A day after Chinese state media reported that key government figures were in the beach resort town of Beidaihe welcoming researchers and scholars, state media ran an article noting that the annual unofficial government meeting at Beidaihe was likely canceled. The mixed messages instantly elicited questions among China watchers abroad, raising speculation that the cancellation was related to the anti-corruption campaign, was a sign of internal political troubles, or was just anomalous but not entirely out of the ordinary. (After all, former President Hu Jintao canceled the meeting in 2003, and some Chinese media have suggested that it really hasn’t been important since then.)

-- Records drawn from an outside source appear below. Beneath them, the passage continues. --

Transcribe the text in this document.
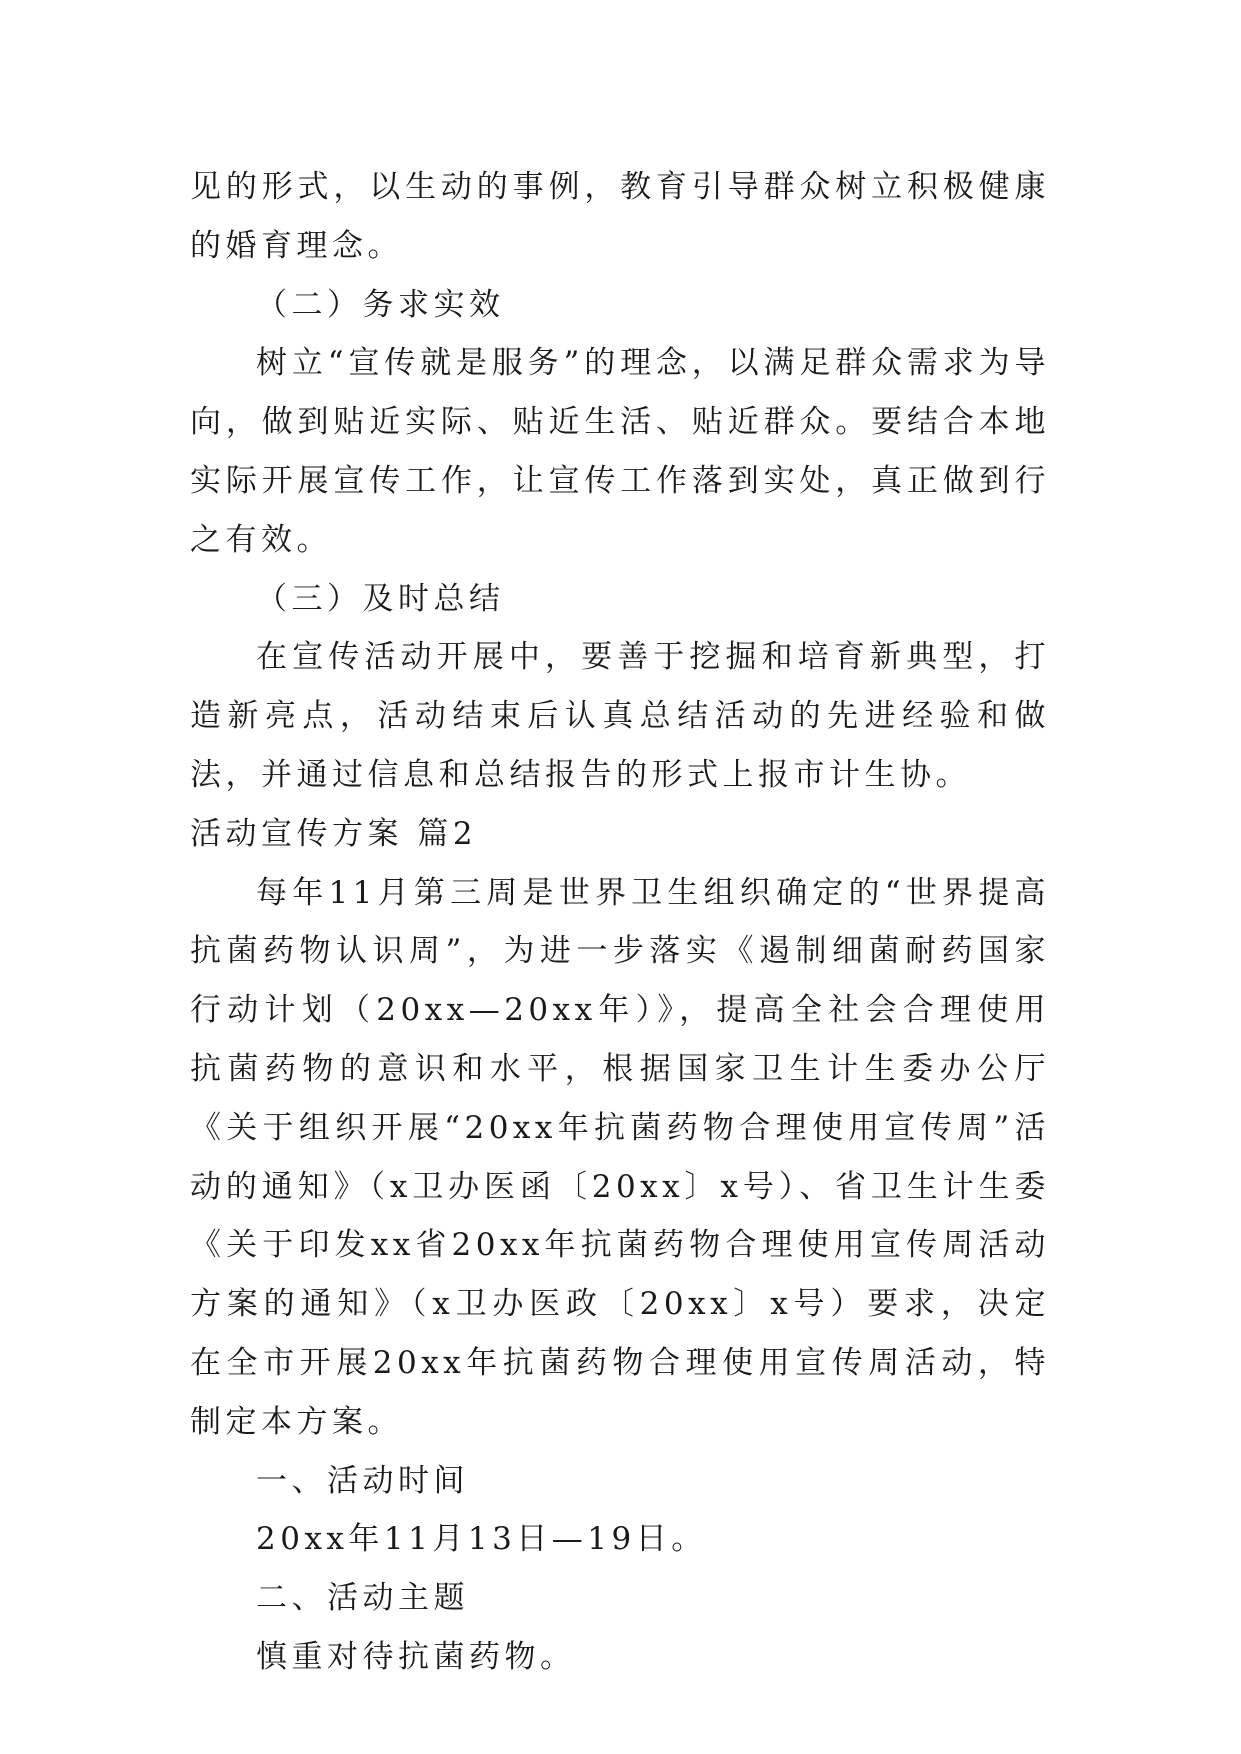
见的形式，以生动的事例，教育引导群众树立积极健康的婚育理念。

（二）务求实效

树立“宣传就是服务”的理念，以满足群众需求为导向，做到贴近实际、贴近生活、贴近群众。要结合本地实际开展宣传工作，让宣传工作落到实处，真正做到行之有效。

（三）及时总结

在宣传活动开展中，要善于挖掘和培育新典型，打造新亮点，活动结束后认真总结活动的先进经验和做法，并通过信息和总结报告的形式上报市计生协。

活动宣传方案 篇2

每年11月第三周是世界卫生组织确定的“世界提高抗菌药物认识周”，为进一步落实《遏制细菌耐药国家行动计划（20xx—20xx年）》，提高全社会合理使用抗菌药物的意识和水平，根据国家卫生计生委办公厅《关于组织开展“20xx年抗菌药物合理使用宣传周”活动的通知》（x卫办医函〔20xx〕x号）、省卫生计生委《关于印发xx省20xx年抗菌药物合理使用宣传周活动方案的通知》（x卫办医政〔20xx〕x号）要求，决定在全市开展20xx年抗菌药物合理使用宣传周活动，特制定本方案。

一、活动时间

20xx年11月13日—19日。

二、活动主题

慎重对待抗菌药物。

The annual gathering at Beidaihe draws intense speculation in China and abroad each year. Started in the 1950s under Mao Zedong, the meetings were an opportunity for central and local Party officials and Party elders to gather in an informal setting, beat the summer heat and hash out critical government policies. Debates over key initiatives, questions concerning the efficacy of policies, and horse trading over future personnel decisions were all fair game at Beidaihe. None of this was official, and state media rarely mentioned the meetings, much less speculated on them.

Hu Jintao’s 2003 cancellation of Beidaihe, then, was anomalous in its clear coverage — but the cancellation was politically motivated. Hu wanted to demonstrate a new, more transparent and less wasteful government apparatus. The meeting resumed, unofficially of course, the next year. Despite the desire by Hu and other members of the Party to show more openness in decision-making, the venue was too engrained in Party politics and too valuable as a place to deal with sensitive issues that needed broad consensus to sort out.

From Chinese media coverage, it is unclear if Beidaihe is canceled this year or just different, or if it is just trying to be quieter amid the rampant outside speculation over all of the issues the Chinese government needs to deal with — the Shanghai stock market slump, the South China Sea, Japanese normalization and the upcoming visit by President Xi Jinping to Washington, among other things. Whether the meeting was completely canceled or just symbolically canceled, the public reporting by Chinese state media is intended to highlight the different way of government under Xi — that decisions are made in Beijing, in formal processes, and no longer in dark smoke-filled rooms or around wicker seaside tables.

But over the past several years, the Beidaihe conference has waned in significance. The process of cadre selection for promotion has already become more standardized and open; the old trading among differing interest groups and Party elders for continued influence and favors is not gone, but merit elements and standardized bureaucratic systems are playing a more regularized role. Further, Xi has been centralizing power, creating smaller, more focused groups of advisers where sensitive and difficult discussions and decisions can be shaped. A large, expensive beach party for the Communist Party fits neither within this paradigm nor within the very public demands and pledges by the government that Party and government officials will be more frugal and less ostentatious in the future.

Perhaps most interesting about the potential cancellation is the publicity it is receiving and the open discussion in Chinese state media. The message Beijing is sending, domestically and abroad, is that the old system — the Maoist personality system, the Dengist compromise system — is being replaced. Xi is establishing a new structure of government debate and decision-making, one that is not necessarily at the mercy of consultations with long-retired officials, nor susceptible (ideally) to the inconclusiveness and indecisiveness of the consensus model. Such changes are not simple; old habits die hard, and the interests of the former officials remain. Perhaps in a year we will see if Xi, like his predecessor Hu, decides that canceling the Party beach party is just too disruptive to the balance of internal power, or if he has truly overcome an aspect of Chinese government inertia, and real changes in the internal decision-making apparatus and methodology are coming.